Juan 8-10 incluye algunos de los diálogos más intensos de los evangelios. Jesús llama a los fariseos "hijos de Satanás" que "matan, roban y destruyen". A cambio, acusan a Jesús dos veces de estar poseído por un demonio, mencionan el embarazo cuestionable de su madre, se preguntan si se suicidará e intentan arrestarlo. ¿Qué desata estas acusaciones ardientes? Afirmaciones de Jesús sobre sí mismo.
- Jesús afirmó ser la "luz del mundo" y promete que quienes lo sigan tendrán la vida verdadera (8:12).
- Jesús dijo que venía "de arriba" y que sus oyentes eran de "este mundo". Y a menos que sus oyentes creyeran eso, morirían en sus pecados (8:24).
- Jesús dijo que aquellos que se aferran a sus palabras son sus discípulos que serán liberados por la verdad (8:31-32).
- Jesús dijo que aquellos que guardan su palabra nunca verán la muerte (8:51).
- Jesús afirmó existir incluso antes de Abraham (8:58).
- Jesús afirmó ser el pastor que Dios le prometió a Israel (10:14).
Las afirmaciones de Jesús se encuentran con confusión, discusiones y, finalmente, con piedras. Jesús dice que muy pocas personas lo escuchan porque "no son de Dios" (Juan 8:47). Al igual que Nicodemo, esta multitud necesita renacer. Dios tiene que dibujarlas. Dios necesita abrir los ojos de los ciegos espirituales para que vean a Jesús como la luz del mundo.
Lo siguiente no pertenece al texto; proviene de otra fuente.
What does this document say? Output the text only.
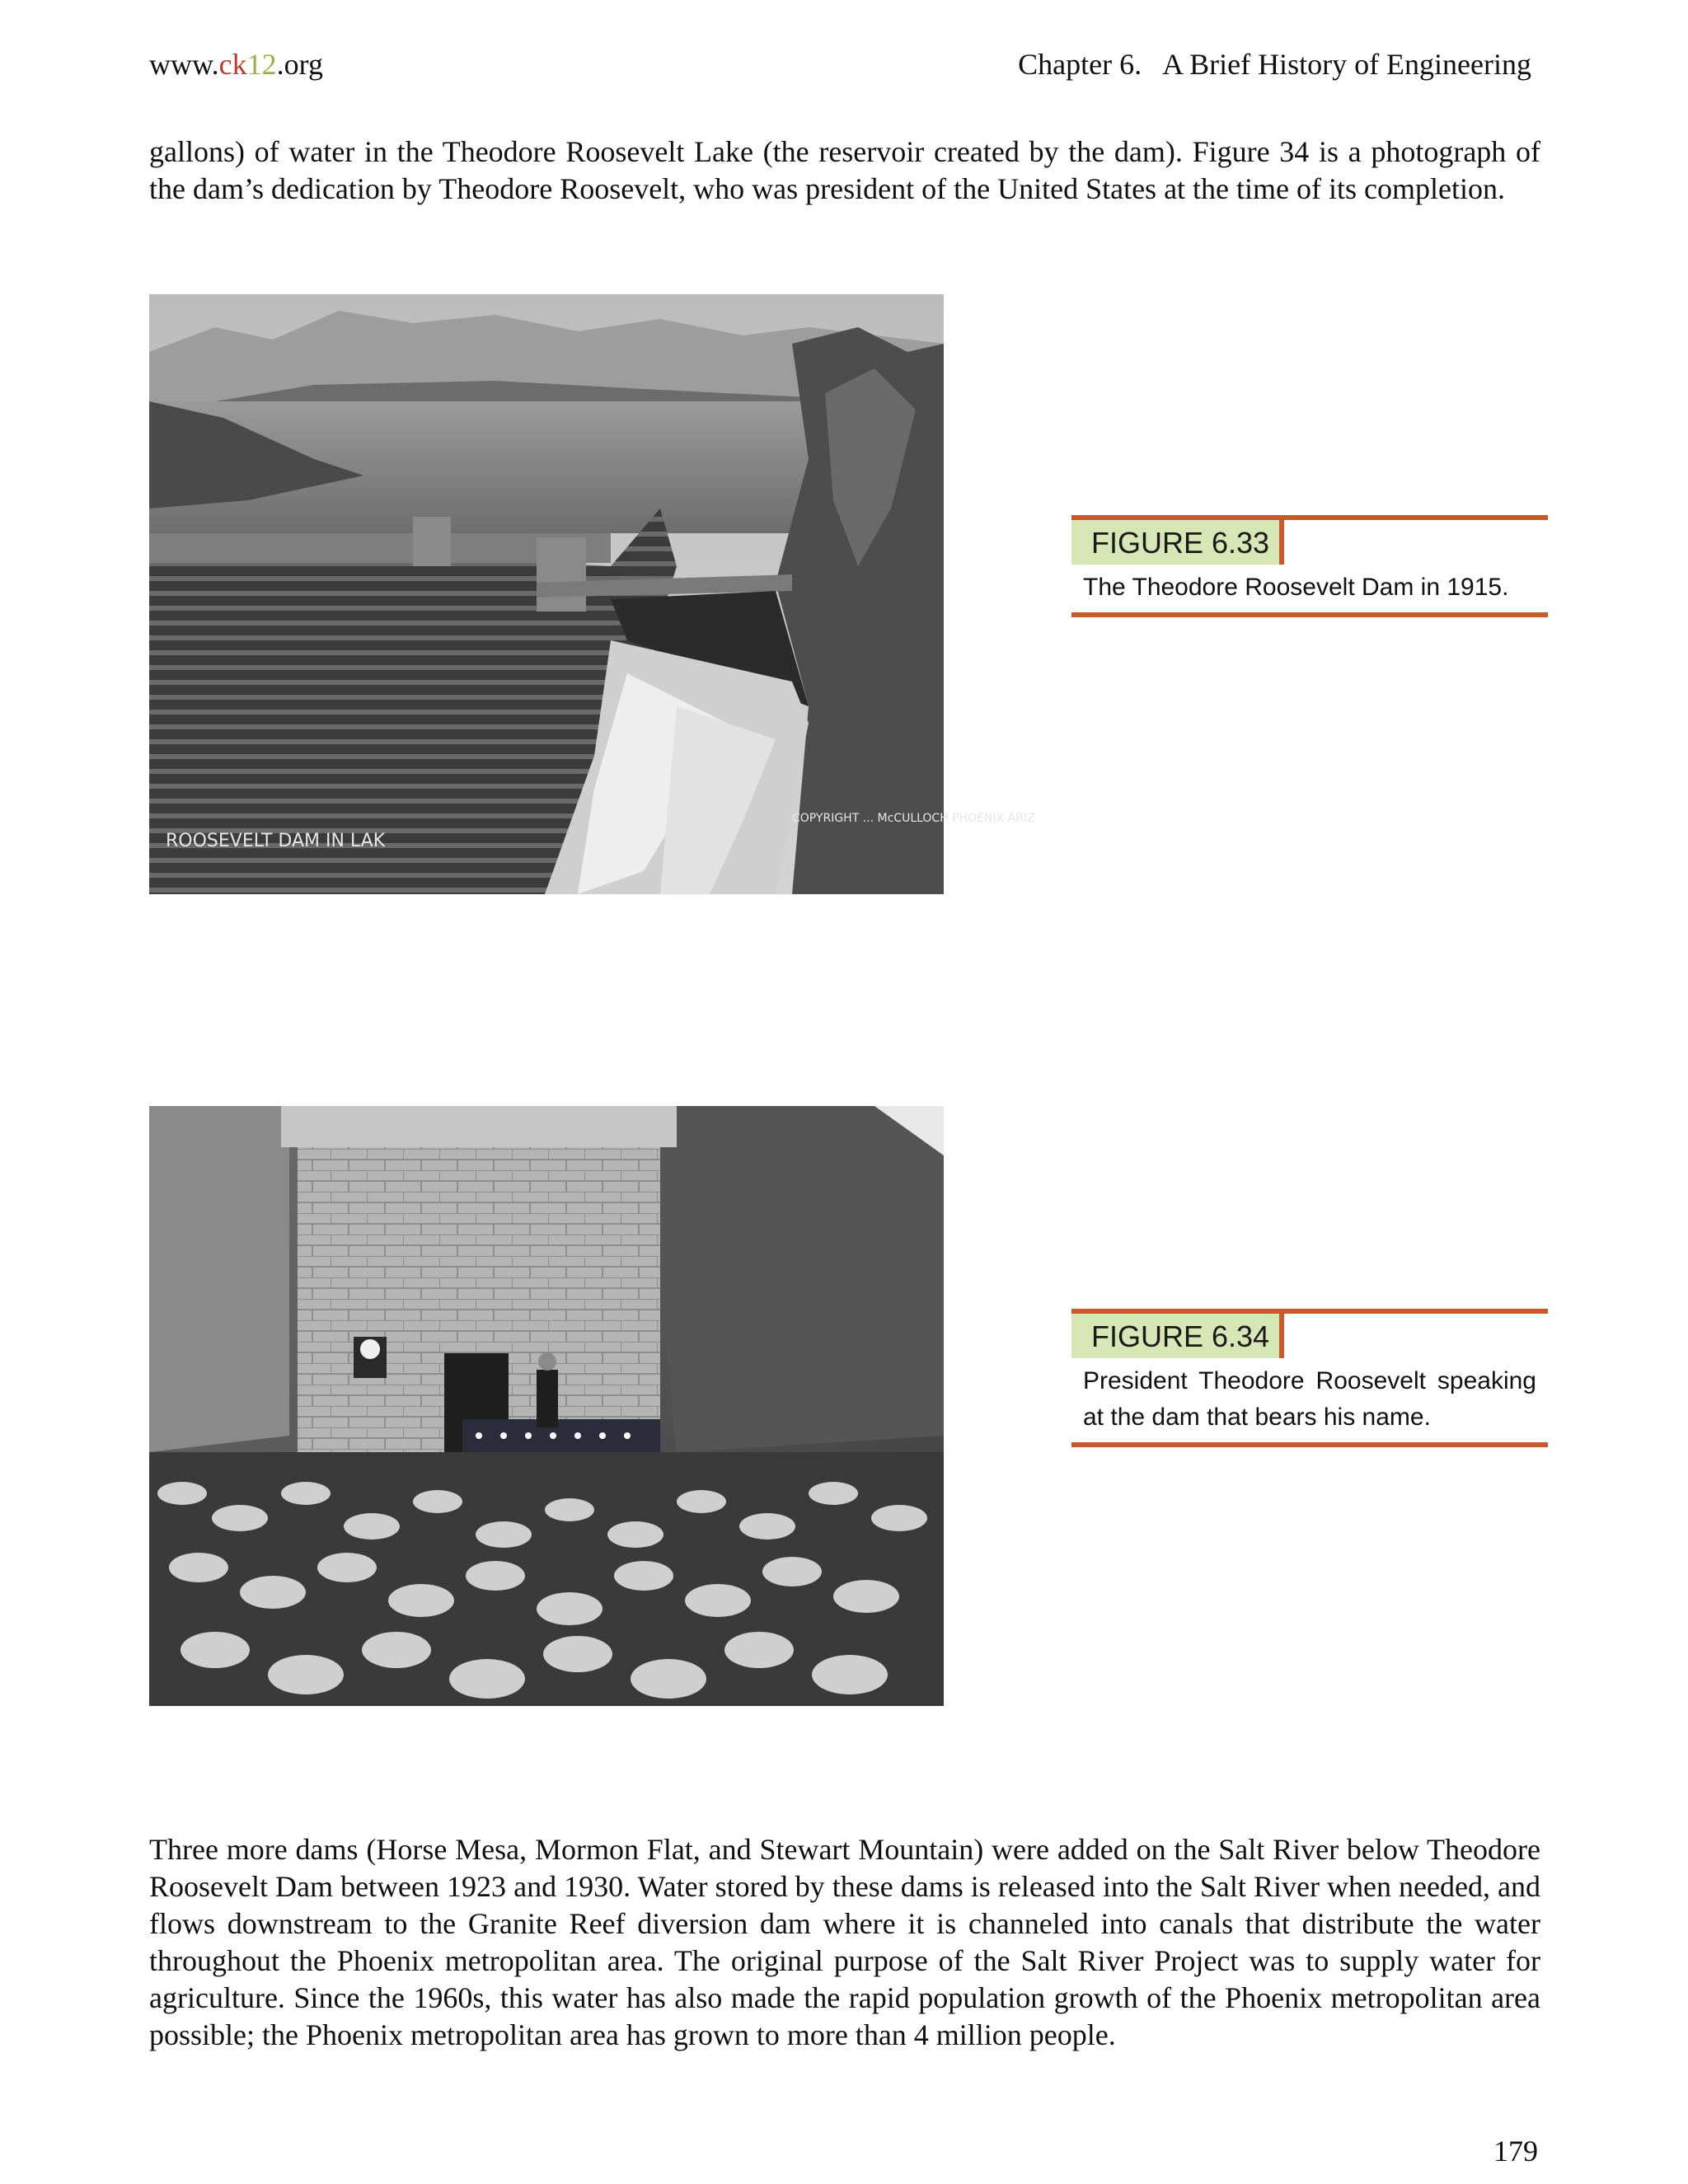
www.ck12.org	Chapter 6.   A Brief History of Engineering

gallons) of water in the Theodore Roosevelt Lake (the reservoir created by the dam). Figure 34 is a photograph of the dam’s dedication by Theodore Roosevelt, who was president of the United States at the time of its completion.

ROOSEVELT DAM IN LAK
COPYRIGHT ... McCULLOCH PHOENIX ARIZ
FIGURE 6.33
The Theodore Roosevelt Dam in 1915.
FIGURE 6.34
President Theodore Roosevelt speaking at the dam that bears his name.

Three more dams (Horse Mesa, Mormon Flat, and Stewart Mountain) were added on the Salt River below Theodore Roosevelt Dam between 1923 and 1930. Water stored by these dams is released into the Salt River when needed, and flows downstream to the Granite Reef diversion dam where it is channeled into canals that distribute the water throughout the Phoenix metropolitan area. The original purpose of the Salt River Project was to supply water for agriculture. Since the 1960s, this water has also made the rapid population growth of the Phoenix metropolitan area possible; the Phoenix metropolitan area has grown to more than 4 million people.

179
Para aclarar este punto, Jesús sana a un hombre que es físicamente ciego. Irónicamente, el ciego que nunca ha visto a Jesús es el único que lo ve como la luz del mundo. Y los fariseos que dicen ver la verdad con tanta claridad están ciegos para ella (Juan 9:41). Este signo es una imagen viva de cómo somos salvos, no por nuestra sabiduría, sino por el poder de Dios.
¿Dónde está el Evangelio?
Al igual que los discípulos, a menudo no nos damos cuenta de que estamos ciegos o esclavizados (Juan 9:33). Suponemos que vemos mejor de lo que podemos y que somos más libres de lo que somos. Pero este es el veredicto de Jesús: cuanto más digamos que vemos, más ciegos estamos.
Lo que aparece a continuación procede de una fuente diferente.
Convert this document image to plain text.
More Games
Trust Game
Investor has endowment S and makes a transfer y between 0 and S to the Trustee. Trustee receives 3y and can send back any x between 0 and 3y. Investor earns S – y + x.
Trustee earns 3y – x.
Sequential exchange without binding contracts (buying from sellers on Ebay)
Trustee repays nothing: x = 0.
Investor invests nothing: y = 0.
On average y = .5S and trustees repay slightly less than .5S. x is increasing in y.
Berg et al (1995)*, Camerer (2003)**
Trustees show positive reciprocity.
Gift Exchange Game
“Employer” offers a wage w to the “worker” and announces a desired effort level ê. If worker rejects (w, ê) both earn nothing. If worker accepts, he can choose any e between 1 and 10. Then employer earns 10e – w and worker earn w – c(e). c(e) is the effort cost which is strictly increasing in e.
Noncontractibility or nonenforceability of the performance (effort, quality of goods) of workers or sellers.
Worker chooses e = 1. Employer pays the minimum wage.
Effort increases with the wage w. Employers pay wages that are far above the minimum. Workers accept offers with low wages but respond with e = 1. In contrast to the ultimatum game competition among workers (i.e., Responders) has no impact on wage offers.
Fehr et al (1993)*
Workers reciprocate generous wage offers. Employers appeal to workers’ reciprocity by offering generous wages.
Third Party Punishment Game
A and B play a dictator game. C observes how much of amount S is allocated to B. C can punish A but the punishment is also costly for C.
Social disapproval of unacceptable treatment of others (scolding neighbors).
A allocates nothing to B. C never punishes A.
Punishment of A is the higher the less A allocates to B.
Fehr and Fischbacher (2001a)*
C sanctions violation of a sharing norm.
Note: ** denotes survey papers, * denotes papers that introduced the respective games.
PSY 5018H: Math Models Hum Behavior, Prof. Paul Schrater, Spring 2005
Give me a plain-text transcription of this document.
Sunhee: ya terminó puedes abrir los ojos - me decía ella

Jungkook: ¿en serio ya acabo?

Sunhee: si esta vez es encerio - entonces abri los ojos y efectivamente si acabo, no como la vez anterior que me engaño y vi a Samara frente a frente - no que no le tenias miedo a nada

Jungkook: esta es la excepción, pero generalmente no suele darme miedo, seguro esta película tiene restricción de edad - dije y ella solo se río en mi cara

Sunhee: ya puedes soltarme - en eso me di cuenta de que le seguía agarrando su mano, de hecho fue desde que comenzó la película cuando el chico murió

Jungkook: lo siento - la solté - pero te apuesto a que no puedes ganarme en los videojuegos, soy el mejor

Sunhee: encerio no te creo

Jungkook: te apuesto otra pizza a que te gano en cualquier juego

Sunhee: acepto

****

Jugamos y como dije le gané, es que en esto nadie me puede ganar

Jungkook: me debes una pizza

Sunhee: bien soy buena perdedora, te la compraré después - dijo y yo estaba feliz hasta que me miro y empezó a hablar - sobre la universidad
A lo largo de la historia, las figuras y tradiciones religiosas han afirmado haber visto la luz, pero todas murieron en la oscuridad. Incluso Abraham y los profetas del Antiguo Testamento murieron (Juan 8:52-53). Pero Jesús, la luz del mundo, murió para resucitar como el sol.
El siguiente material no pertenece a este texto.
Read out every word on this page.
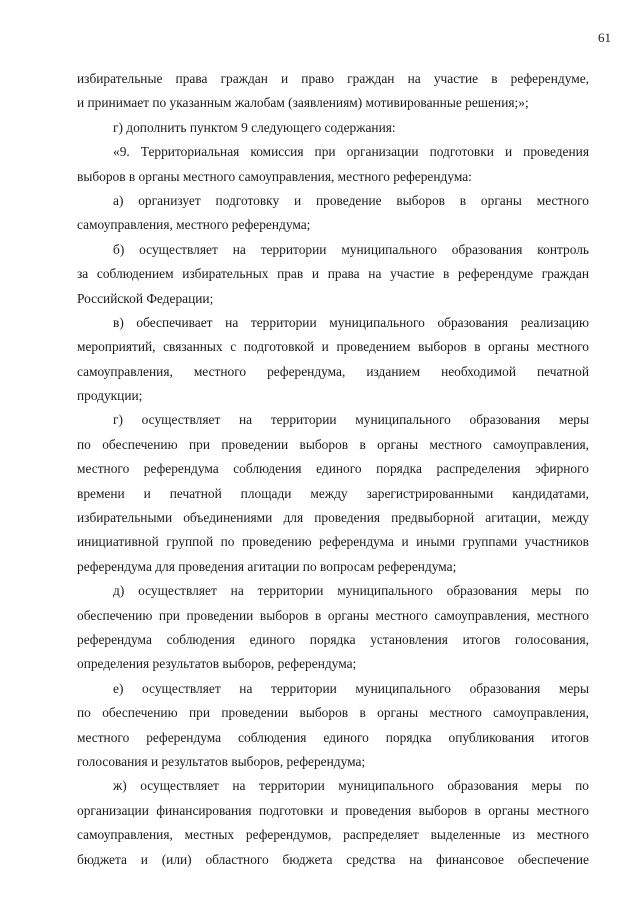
61
избирательные права граждан и право граждан на участие в референдуме,
и принимает по указанным жалобам (заявлениям) мотивированные решения;»;
г) дополнить пунктом 9 следующего содержания:
«9. Территориальная комиссия при организации подготовки и проведения
выборов в органы местного самоуправления, местного референдума:
а) организует подготовку и проведение выборов в органы местного
самоуправления, местного референдума;
б) осуществляет на территории муниципального образования контроль
за соблюдением избирательных прав и права на участие в референдуме граждан
Российской Федерации;
в) обеспечивает на территории муниципального образования реализацию
мероприятий, связанных с подготовкой и проведением выборов в органы местного
самоуправления, местного референдума, изданием необходимой печатной
продукции;
г) осуществляет на территории муниципального образования меры
по обеспечению при проведении выборов в органы местного самоуправления,
местного референдума соблюдения единого порядка распределения эфирного
времени и печатной площади между зарегистрированными кандидатами,
избирательными объединениями для проведения предвыборной агитации, между
инициативной группой по проведению референдума и иными группами участников
референдума для проведения агитации по вопросам референдума;
д) осуществляет на территории муниципального образования меры по
обеспечению при проведении выборов в органы местного самоуправления, местного
референдума соблюдения единого порядка установления итогов голосования,
определения результатов выборов, референдума;
е) осуществляет на территории муниципального образования меры
по обеспечению при проведении выборов в органы местного самоуправления,
местного референдума соблюдения единого порядка опубликования итогов
голосования и результатов выборов, референдума;
ж) осуществляет на территории муниципального образования меры по
организации финансирования подготовки и проведения выборов в органы местного
самоуправления, местных референдумов, распределяет выделенные из местного
бюджета и (или) областного бюджета средства на финансовое обеспечение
Cuando Jesús cerró los ojos al morir, los nuestros finalmente se abrieron. Nuestros oídos finalmente escuchan la voz del Pastor que vence el valle de la sombra de la muerte. Y en los brazos de un Pastor así, podemos saber que nadie nos podrá arrebatar de su mano (Juan 10:29).
Compruébalo por ti mismo
Que el Espíritu Santo abra tus ojos ciegos para que veas al Dios que envió a su Hijo para que diera testimonio de la luz. Y que veas a Jesús, el buen Pastor, cuya voz y luz nos llevan a la vida eterna.